From Crosscanonby Gallery

At the church at St John the Evangelist at Crosscanonby, Cumbria, there is a fine public gallery. Once, most parish churches had these, so more could be squeezed in to hear the preaching of God’s word. In the nineteenth century, most were removed as the clergy sought to make the parish churches more Roman Catholic, with an emphasis on admiring an altar rather than concentrating on a sermon. Those with galleries offer the visitor and distracted worshipper unique views of the goings-on below. The first thing I noticed was the font, and a very fine example it is, too. Another post will deal with this, but see now its location: right next to the door.

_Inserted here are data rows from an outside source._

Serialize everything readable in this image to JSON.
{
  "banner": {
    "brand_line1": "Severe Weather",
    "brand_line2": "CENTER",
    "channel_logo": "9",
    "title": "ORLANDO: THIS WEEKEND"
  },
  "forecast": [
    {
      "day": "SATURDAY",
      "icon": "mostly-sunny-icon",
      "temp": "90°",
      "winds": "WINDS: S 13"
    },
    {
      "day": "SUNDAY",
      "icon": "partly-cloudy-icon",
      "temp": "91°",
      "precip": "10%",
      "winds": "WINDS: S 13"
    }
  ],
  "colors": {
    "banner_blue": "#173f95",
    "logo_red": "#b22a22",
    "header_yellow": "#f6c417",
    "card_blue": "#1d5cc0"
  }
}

Now I’m not pedobaptist, dipping infants in order to wash away sin or regenerate them. I would sooner baptise a grown sinner, be they adult or child. If from sin they repent and upon Christ’s name they call, baptise them we shall. Yet there is something rather appealing about standing by the church door holding an infant over a font. Symbolically, it shows them entering the community of faith, appearing by the threshold which, for hundreds of years, their forbears would have passed in. This may be the key difference between the two understandings of baptism. The font shows one joining the church, the other, being joined to Christ. Dipping a child welcomes it to a community of people, dunking a believer shows him dying and being reborn. I favour the immersing believers over sprinkling children because salvation is about coming to Christ not coming to church.

You may associate with a church, you may even attend it, but have you ever been to Jesus Himself?